The generic SaaS model can be further analysed in three different models:
- The in-house hosting model which covers many of the current larger Software as a Service solutions that are available. In this model, the service provider develops their software service product and uses in house resources to host that product for access by external users. The provider may buy in significant quantities of resources in order to offer the processing power to support the external clients that are accessing the software service. This gives them the expense of managing the resources, something that can be quite significant in terms of power, cooling and space. However, if the provider has a large enough user base, predictable, steady demand, and is willing to take on the job of hosting, supporting and maintaining large quantities of high-performance computing resources, this can be a cheaper option than going to a third party computing provider.
- The Application Service Provider (ASP) model where software is hosted on third-party resources that are operated by a business specializing in resource hosting. The offering may also include toolkits or libraries to assist in generating SaaS applications that are compatible with the ASPs hardware resources and operating environment. The software provider pays the ASP to provide a reliable, network-connected set of resources on which their software is made available to users. Since the software provider does not own the resources, they avoid the problems of hosting their own resources in-house, such as supporting and maintaining these resources. The ASP may have tiered hosting offerings that also include hardware and software support to end users of an application provider's software. Application providers can end up with a complete hosted solution where all they need to do is provide the software and keep it updated this can also be a very expensive option for the application provider. ASPs can handle software with varying demand profiles since they can assign their resources across a pool of different applications that they are hosting. This provides better utilization of resources and the ability to pull in additional resources, within the bounds of their in-house capacity, if a particular provider's package is getting excessive numbers of users.
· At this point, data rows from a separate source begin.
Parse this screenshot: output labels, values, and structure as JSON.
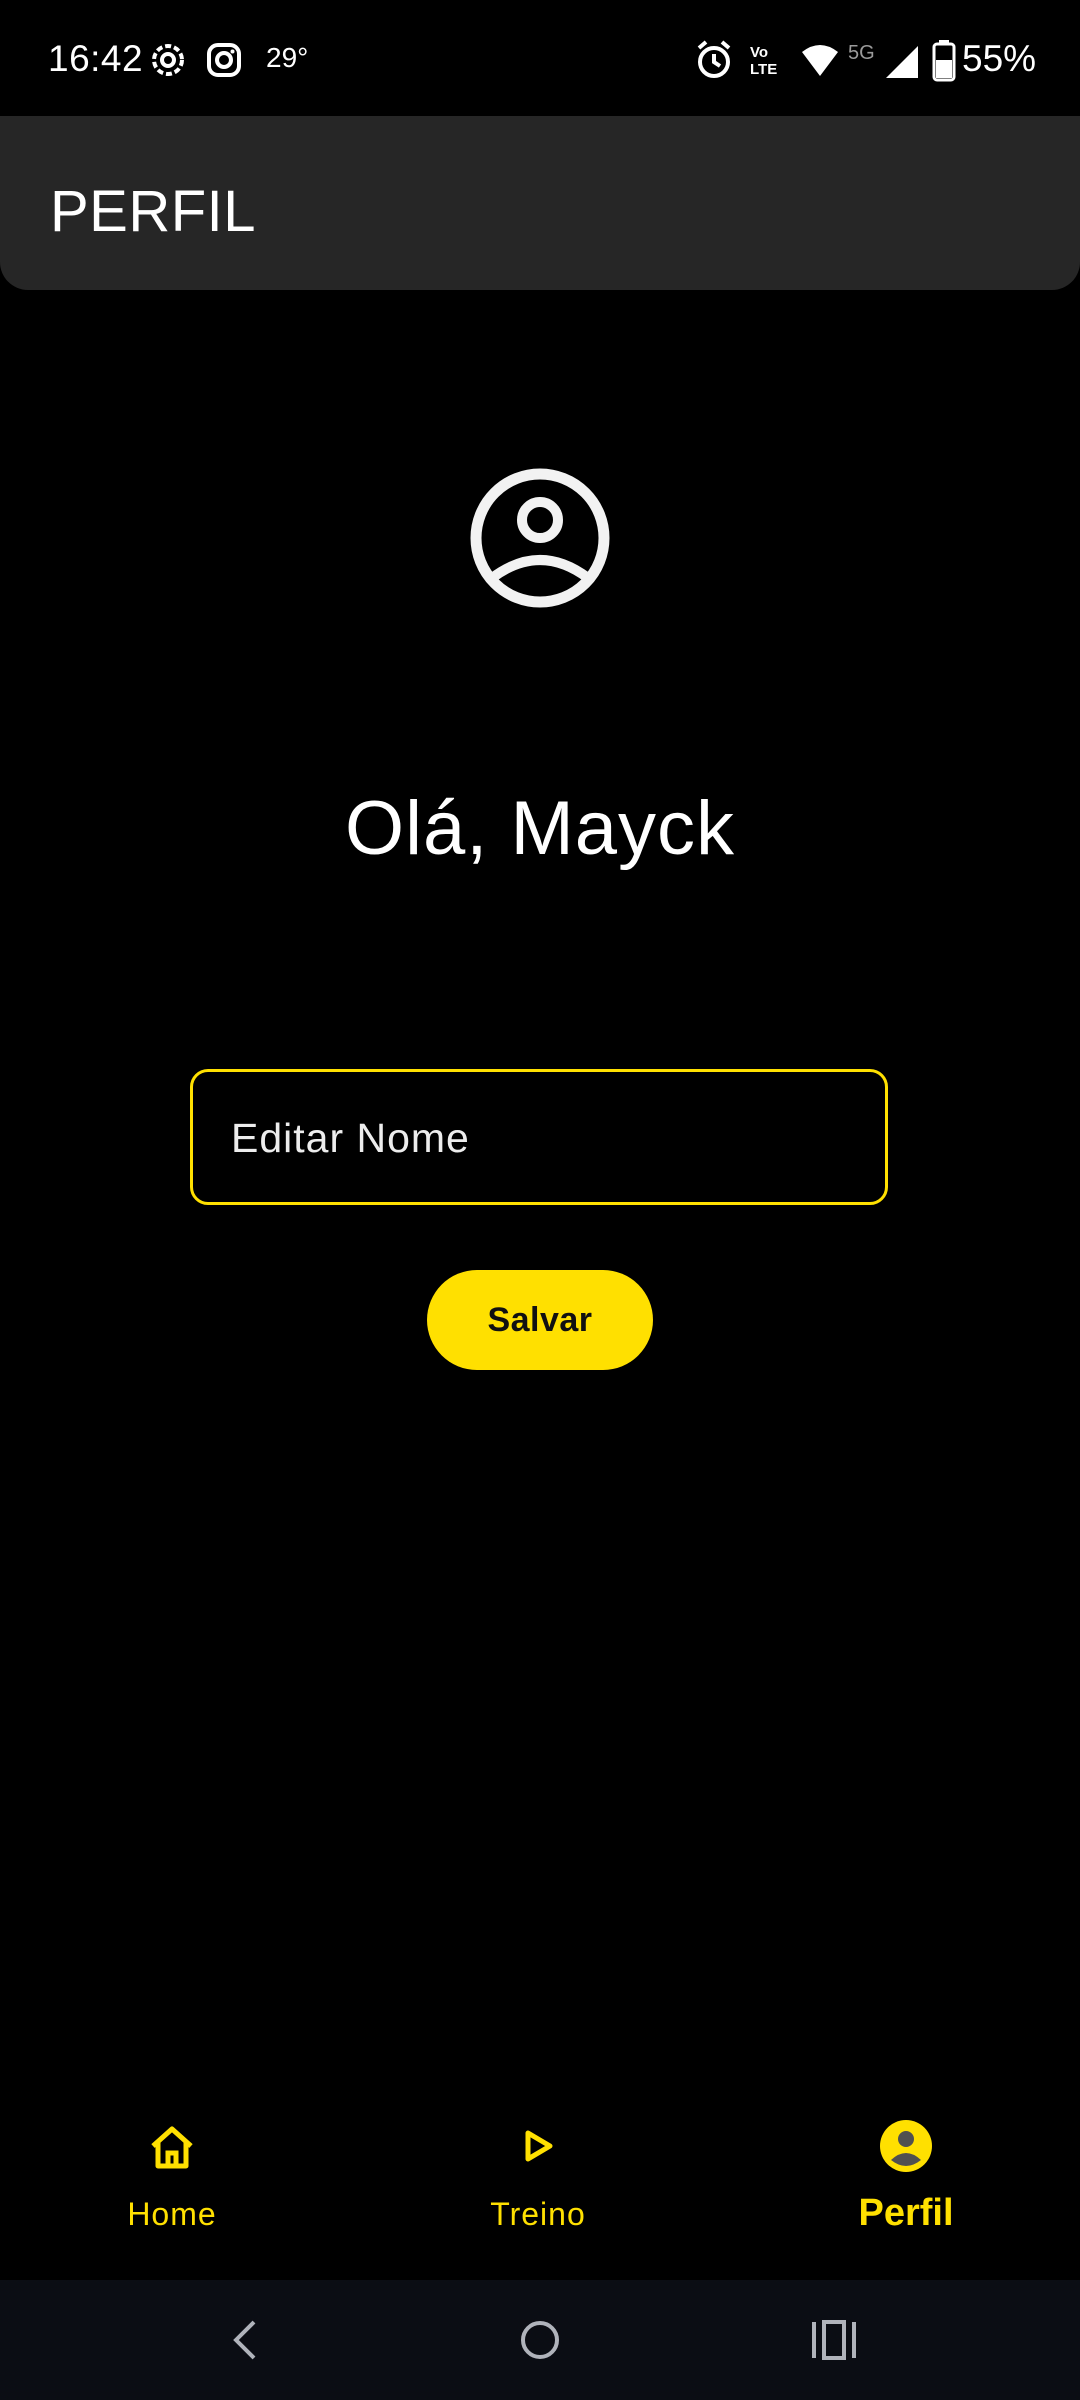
{
  "status_bar": {
    "time": "16:42",
    "temperature": "29°",
    "battery": "55%",
    "network_label": "5G",
    "volte_label": "Vo LTE",
    "icons": [
      "nfc-icon",
      "instagram-icon",
      "alarm-icon",
      "volte-icon",
      "wifi-icon",
      "signal-icon",
      "battery-icon"
    ]
  },
  "app_bar": {
    "title": "PERFIL"
  },
  "profile": {
    "greeting": "Olá, Mayck",
    "name_input_placeholder": "Editar Nome",
    "save_label": "Salvar"
  },
  "bottom_nav": {
    "items": [
      {
        "label": "Home",
        "icon": "home-icon"
      },
      {
        "label": "Treino",
        "icon": "play-icon"
      },
      {
        "label": "Perfil",
        "icon": "profile-icon",
        "active": true
      }
    ]
  },
  "colors": {
    "accent": "#ffe000",
    "background": "#000000",
    "app_bar": "#262626",
    "active_pill": "#505050"
  }
}
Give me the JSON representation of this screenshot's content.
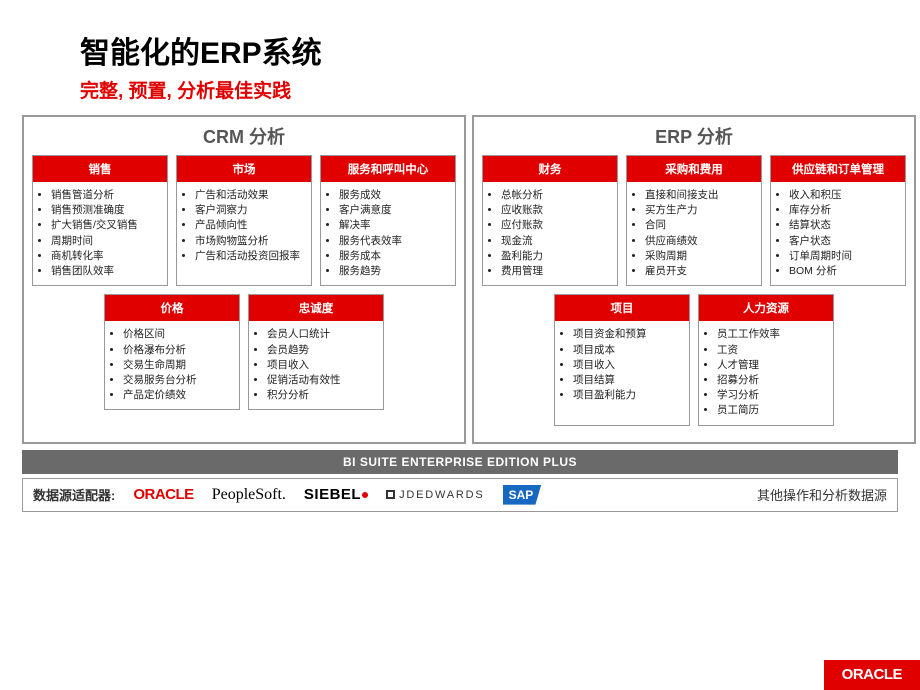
{
  "title": "智能化的ERP系统",
  "subtitle": "完整, 预置, 分析最佳实践",
  "bi_bar": "BI SUITE ENTERPRISE EDITION PLUS",
  "adapter_label": "数据源适配器:",
  "other_sources": "其他操作和分析数据源",
  "logos": {
    "oracle": "ORACLE",
    "peoplesoft": "PeopleSoft.",
    "siebel": "SIEBEL",
    "jde": "JDEDWARDS",
    "sap": "SAP"
  },
  "footer_logo": "ORACLE",
  "panels": [
    {
      "title": "CRM 分析",
      "rows": [
        [
          {
            "header": "销售",
            "items": [
              "销售管道分析",
              "销售预测准确度",
              "扩大销售/交叉销售",
              "周期时间",
              "商机转化率",
              "销售团队效率"
            ]
          },
          {
            "header": "市场",
            "items": [
              "广告和活动效果",
              "客户洞察力",
              "产品倾向性",
              "市场购物篮分析",
              "广告和活动投资回报率"
            ]
          },
          {
            "header": "服务和呼叫中心",
            "items": [
              "服务成效",
              "客户满意度",
              "解决率",
              "服务代表效率",
              "服务成本",
              "服务趋势"
            ]
          }
        ],
        [
          {
            "header": "价格",
            "items": [
              "价格区间",
              "价格瀑布分析",
              "交易生命周期",
              "交易服务台分析",
              "产品定价绩效"
            ]
          },
          {
            "header": "忠诚度",
            "items": [
              "会员人口统计",
              "会员趋势",
              "项目收入",
              "促销活动有效性",
              "积分分析"
            ]
          }
        ]
      ]
    },
    {
      "title": "ERP 分析",
      "rows": [
        [
          {
            "header": "财务",
            "items": [
              "总帐分析",
              "应收账款",
              "应付账款",
              "现金流",
              "盈利能力",
              "费用管理"
            ]
          },
          {
            "header": "采购和费用",
            "items": [
              "直接和间接支出",
              "买方生产力",
              "合同",
              "供应商绩效",
              "采购周期",
              "雇员开支"
            ]
          },
          {
            "header": "供应链和订单管理",
            "items": [
              "收入和积压",
              "库存分析",
              "结算状态",
              "客户状态",
              "订单周期时间",
              "BOM 分析"
            ]
          }
        ],
        [
          {
            "header": "项目",
            "items": [
              "项目资金和预算",
              "项目成本",
              "项目收入",
              "项目结算",
              "项目盈利能力"
            ]
          },
          {
            "header": "人力资源",
            "items": [
              "员工工作效率",
              "工资",
              "人才管理",
              "招募分析",
              "学习分析",
              "员工简历"
            ]
          }
        ]
      ]
    }
  ]
}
- The True Grid model of SaaS which takes the Grid Computing paradigm of transparent access to almost unlimited quantities of geographically distributed resources and links this with the idea of software hosting. This is similar to an ASP model but the number of resources available is not limited by the quantity of in-house hardware as with an ASP. Also, when resources are not required, they are not paid for, since computing power is purchased on a utility basis with operators only paying for the power that they use. This is a highly technically complex model to build and there are currently no SaaS services that underpinned by a true Grid hardware platform. However this is seen as the next stage of development in the SaaS market. Since resources are not owned and only paid for when they are required, they may be in use by other Grid users at other times. When a resource is needed to run some software, it is provisioned on-the-fly with the necessary software package and the user is then connected to the software interface made available by the configured software that has been set up on the Grid resource. The full software transfer and configuration on the Grid resource takes place transparently to the user who interacts with the application exactly as they would in a standard in-house or ASP hosted model. The software setup and configuration is carried out by software known as a Grid middleware that is aware of the available Grid resources and can select a suitable resource to run the software for the end-user (e.g. a resource that is not overloaded running jobs for another user).